G_bcell = Gest(subset(ovarian_pp, marks == "B-cell"), correction = "rs")
plot(G_bcell)
Its bivariate counterpart
G_biv = Gcross(ovarian_pp, correction = "rs")
plot(G_biv)
SpatialTIME package
Organize data for use in the spatialTIME package.
library(spatialTIME)
# subsetting to 2 subjects for faster computation and ease of visualization
ids = c( 7, 128)
spatial_ls = filter(ovarian_df, sample_id %in% ids) %>%
mutate(XMax = x, XMin = x,
YMax = y, YMin = y,
sample_id = factor(sample_id),
id = sample_id,
cd19 = ifelse(phenotype_cd19 == "CD19+", 1, 0),
cd3 = ifelse(phenotype_cd3 == "CD3+", 1, 0),
cd8 = ifelse(phenotype_cd8 == "CD8+", 1, 0),
cd68 = ifelse(phenotype_cd68 == "CD68+", 1, 0)) %>%
dplyr::select(sample_id, id, XMax, XMin, YMax, YMin,
cd19, cd3, cd8, cd68, tissue_category) %>%
nest_by(id)
# define clinical data
clinical_data = ovarian_df %>%
dplyr::select(sample_id, survival_time, death, stage_bin, BRCA_mutation) %>%
distinct() %>%
mutate(id = sample_id)
sample_data = ovarian_df %>%
group_by(sample_id) %>%
summarize(total_cells = n()) %>%
ungroup() %>%
mutate(id = sample_id)
df_spatialTIME = spatialTIME::create_mif(
clinical_data = clinical_data,
sample_data = sample_data,
spatial_list = spatial_ls$data,
patient_id = "id",
sample_id = "sample_id"
)
rm(spatial_ls)Plotting samples
cell_types = c("cd68", "cd19")
values = RColorBrewer::brewer.pal(length(cell_types), "Accent")

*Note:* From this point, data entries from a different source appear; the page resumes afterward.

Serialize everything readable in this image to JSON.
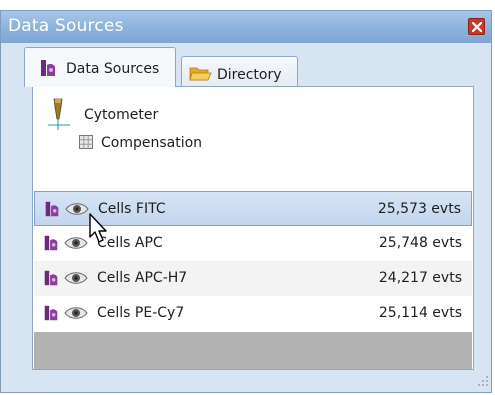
{
  "window": {
    "title": "Data Sources"
  },
  "tabs": [
    {
      "label": "Data Sources",
      "icon": "flask-icon",
      "active": true
    },
    {
      "label": "Directory",
      "icon": "folder-icon",
      "active": false
    }
  ],
  "tree": {
    "instrument": {
      "label": "Cytometer",
      "icon": "cytometer-icon"
    },
    "compensation": {
      "label": "Compensation",
      "icon": "grid-icon"
    }
  },
  "rows": [
    {
      "name": "Cells FITC",
      "events": "25,573 evts",
      "selected": true
    },
    {
      "name": "Cells APC",
      "events": "25,748 evts",
      "selected": false
    },
    {
      "name": "Cells APC-H7",
      "events": "24,217 evts",
      "selected": false
    },
    {
      "name": "Cells PE-Cy7",
      "events": "25,114 evts",
      "selected": false
    }
  ],
  "colors": {
    "titlebar": "#8fb3dd",
    "selection": "#c3d6ee",
    "close": "#c43b2e",
    "flask": "#7a2d86",
    "footer": "#b3b3b3"
  }
}
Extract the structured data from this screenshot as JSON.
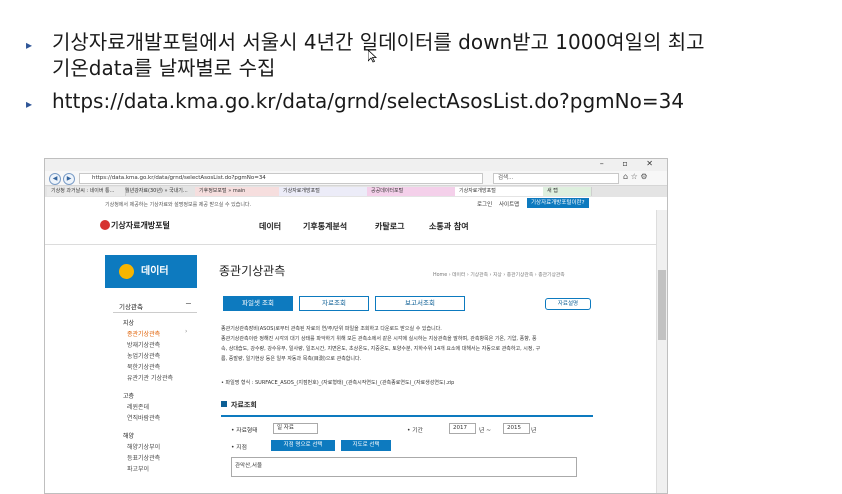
{
  "slide": {
    "bullets": [
      {
        "marker": "▸",
        "line1": "기상자료개발포털에서 서울시 4년간 일데이터를 down받고 1000여일의 최고",
        "line2": "기온data를 날짜별로 수집"
      },
      {
        "marker": "▸",
        "line1": "https://data.kma.go.kr/data/grnd/selectAsosList.do?pgmNo=34"
      }
    ]
  },
  "browser": {
    "url": "https://data.kma.go.kr/data/grnd/selectAsosList.do?pgmNo=34",
    "search_placeholder": "검색...",
    "tabs": [
      "기상청 과거날씨 : 네이버 통...",
      "월년강자료(30년) » 국내기...",
      "기후정보포털 » main",
      "기상자료개방포털",
      "공공데이터포털",
      "기상자료개방포털",
      "새 탭"
    ],
    "info_text": "기상청에서 제공하는 기상자료와 설명정보를 제공 받으실 수 있습니다.",
    "info_links": [
      "로그인",
      "사이트맵"
    ],
    "info_button": "기상자료개방포털이란?"
  },
  "site": {
    "logo": "기상자료개방포털",
    "gnb": [
      "데이터",
      "기후통계분석",
      "카탈로그",
      "소통과 참여"
    ],
    "lnb": {
      "title": "데이터",
      "section1": "기상관측",
      "section1_toggle": "−",
      "group1": "지상",
      "group1_items": [
        "종관기상관측",
        "방재기상관측",
        "농업기상관측",
        "북한기상관측",
        "유관기관 기상관측"
      ],
      "group2": "고층",
      "group2_items": [
        "레윈존데",
        "연직바람관측"
      ],
      "group3": "해양",
      "group3_items": [
        "해양기상부이",
        "등표기상관측",
        "파고부이"
      ]
    },
    "content": {
      "title": "종관기상관측",
      "breadcrumb": "Home › 데이터 › 기상관측 › 지상 › 종관기상관측 › 종관기상관측",
      "tabs": [
        "파일셋 조회",
        "자료조회",
        "보고서조회"
      ],
      "help": "자료설명",
      "desc_lines": [
        "종관기상관측장비(ASOS)로부터 관측된 자료의 연/주/단위 파일을 조회하고 다운로드 받으실 수 있습니다.",
        "종관기상관측이란 정해진 시각의 대기 상태를 파악하기 위해 모든 관측소에서 같은 시각에 실시하는 지상관측을 말하며, 관측항목은 기온, 기압, 풍향, 풍",
        "속, 상대습도, 강수량, 강수유무, 일사량, 일조시간, 지면온도, 초상온도, 지중온도, 토양수분, 지하수위 14개 요소에 대해서는 자동으로 관측하고, 시정, 구",
        "름, 증발량, 일기현상 등은 일부 자동과 목측(目測)으로 관측합니다."
      ],
      "file_format": "• 파일명 형식 : SURFACE_ASOS_(지점번호)_(자료형태)_(관측시작연도)_(관측종료연도)_(자료생성연도).zip",
      "section_title": "자료조회",
      "form": {
        "type_label": "• 자료형태",
        "type_value": "일 자료",
        "period_label": "• 기간",
        "from_year": "2017",
        "from_suffix": "년 ~",
        "to_year": "2015",
        "to_suffix": "년",
        "station_label": "• 지점",
        "btn_name": "지점 명으로 선택",
        "btn_map": "지도로 선택",
        "stations": "관악산,서울"
      }
    }
  }
}
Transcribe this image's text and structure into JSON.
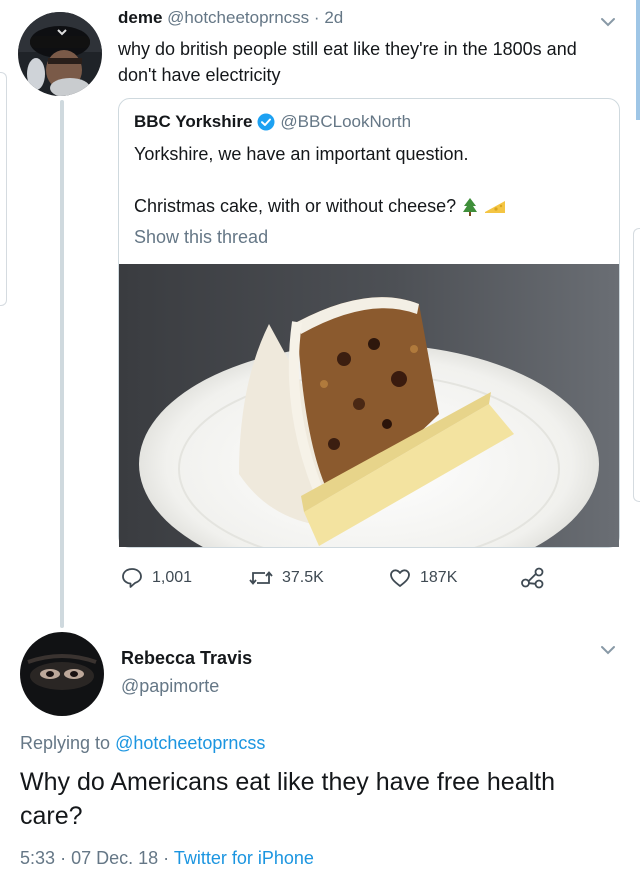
{
  "tweet": {
    "author_name": "deme",
    "author_handle": "@hotcheetoprncss",
    "separator": "·",
    "age": "2d",
    "text": "why do british people still eat like they're in the 1800s and don't have electricity"
  },
  "quoted": {
    "author_name": "BBC Yorkshire",
    "author_handle": "@BBCLookNorth",
    "line1": "Yorkshire, we have an important question.",
    "line2": "Christmas cake, with or without cheese?",
    "show_thread": "Show this thread"
  },
  "actions": {
    "replies": "1,001",
    "retweets": "37.5K",
    "likes": "187K"
  },
  "reply": {
    "author_name": "Rebecca Travis",
    "author_handle": "@papimorte",
    "replying_to_prefix": "Replying to",
    "replying_to_handle": "@hotcheetoprncss",
    "text": "Why do Americans eat like they have free health care?",
    "time": "5:33",
    "sep1": "·",
    "date": "07 Dec. 18",
    "sep2": "·",
    "client": "Twitter for iPhone"
  },
  "colors": {
    "link": "#1b95e0",
    "muted": "#657786",
    "verified": "#1da1f2",
    "border": "#cfd9de"
  },
  "icons": [
    "verified-badge-icon",
    "tree-emoji-icon",
    "cheese-emoji-icon",
    "reply-icon",
    "retweet-icon",
    "like-icon",
    "share-icon",
    "chevron-down-icon"
  ]
}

#add an element in the `derived` object position
df_spatialTIME <- plot_immunoflo(df_spatialTIME,
plot_title = "sample_id", mnames = cell_types,
cell_type = "tissue_category")
Calculate spatial summary metrics (calculating univariate K function across samples and phenotypes).
df_spatialTIME <- ripleys_k(mif = df_spatialTIME,
mnames = cell_types,
method = "K",
r_range = seq(0, 300, 10),
edge_correction = 'translation'
#permute = TRUE,
#num_permutations = 100
)Plot images(top row) and K functions (bottom row).
k_funs = df_spatialTIME$derived$univariate_Count %>%
janitor::clean_names() %>%
ggplot(aes(x = r, y = observed_k)) +
geom_line(aes(group = marker,
color = marker)) +
geom_line(aes(r, theoretical_csr), linetype = 2) +
facet_wrap(~sample_id, scales = 'free', nrow = 1) + theme_bw() +
theme(legend.position = "bottom") +
scale_color_manual(values = values)
imgs = patchwork::wrap_plots(df_spatialTIME$derived$spatial_plots, nrow = 1)
imgs / k_funs
Also allows for calculation of bivariate K, univariate and bivariate L, G, with and without permutations.